Language Books

I visited a gem of a bookstore hidden within the confines of an apartment building off of Jinzhang st. here in Taipei. To be completely honest, I gave up looking when I first tried and came back to my apartment to look up the address, again. Anyway I got there! It’s quite an amazing place that is literally filled with amazing books that can be found in closets and sinks. Rumor has it that all of the serious academics shop here. Well, given my poor reading skills I picked up a new dictionary that goes alongside the Far East Everyday Chinese series. It has the 3000 most common characters seen in print media, good place to start indeed.

The dictionary purchase and an upcoming placement exam at ICLP got me thinking about reading materials for language students. I had talked to a young man living at the hostel I used to stay at called the Chocolate Box Backpacker. He has three almost four languages under his belt and stated that learning German as a first language made his life easier, “It would have taken forever to pick it up later on in life.” The language skills of a child? Isn’t that where most 100 level students (myself included) sit at? We can’t really read any material and have very small vocabularies at best, at worst we are mostly speechless and just know how to make the sounds. Given the child like abilities, I’ve been considering the possibility of actually looking into purchasing some children’s books in Mandarin. How are kids in China/Taiwan being taught their own language? I think it might prove to be more valuable than you realize. The advantage is that grammatical concepts would be introduced in a very easy way, possibly using the native language to describe the grammar, which has the potential up of getting you able to explain concepts in Chinese. The immediately obvious downside is the type of vocabulary may not be at all what say a marketing expert needs to get by.

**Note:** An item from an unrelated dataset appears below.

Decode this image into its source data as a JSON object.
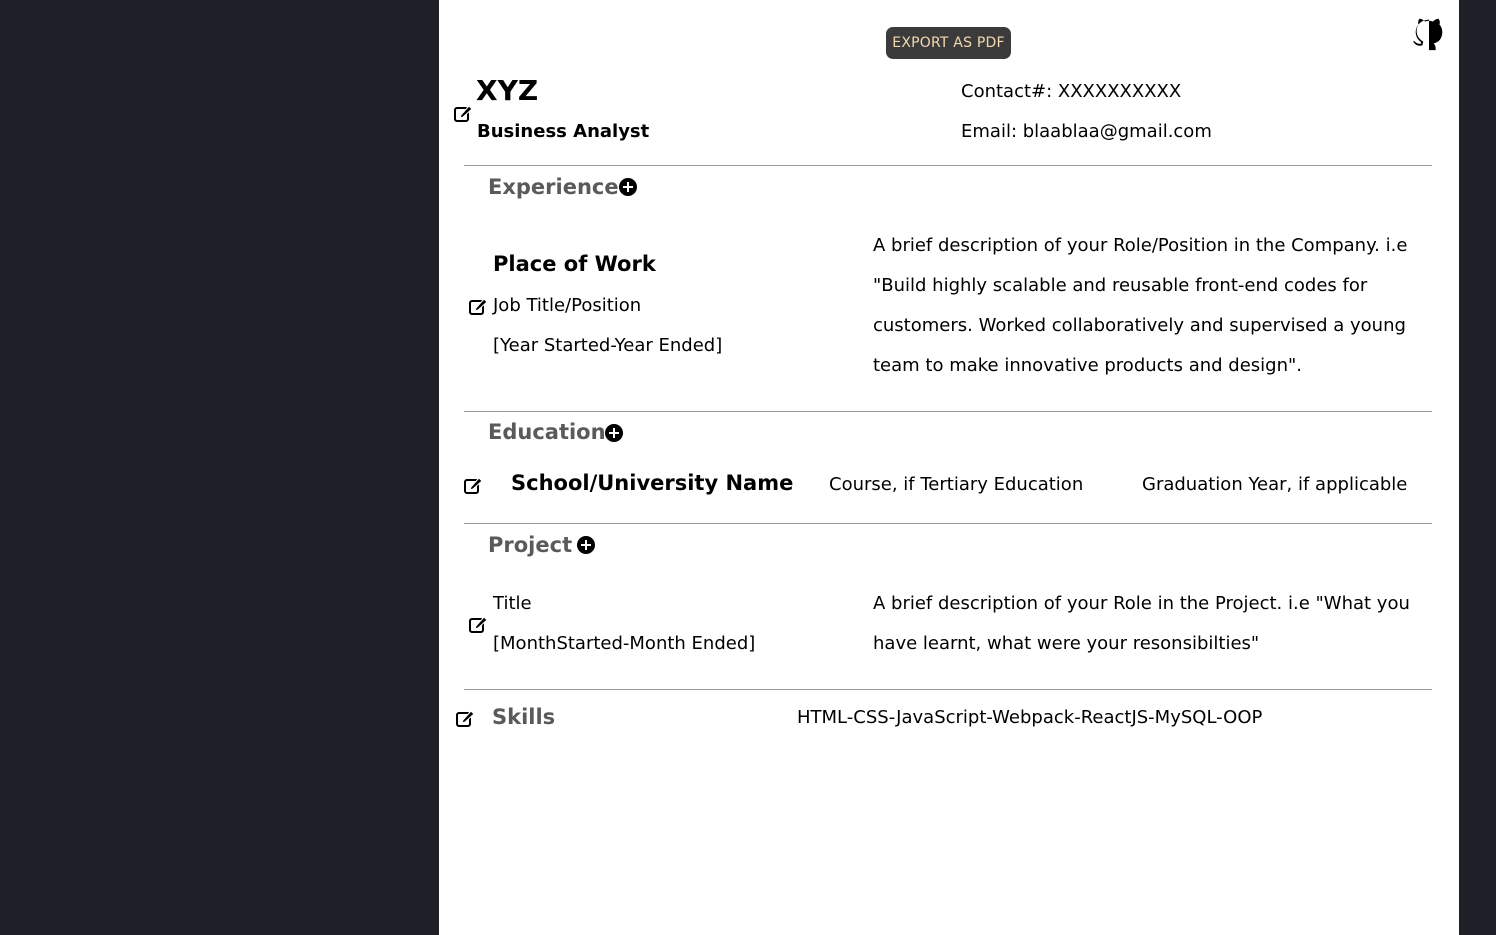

When there are tons and tons of language books flooding a market, how do you know which book is the right one? I used to think Integrated Chinese, a standard in lots of universities, was the best choice. However my introduction to other textbooks has shifted my paradigm away from a course taught completely out of one text. What are your thoughts? How would you go about teaching a language course that creates well rounded students with a solid handle on not only vocabulary but also grammar? Is my interest in Chinese children books absurd?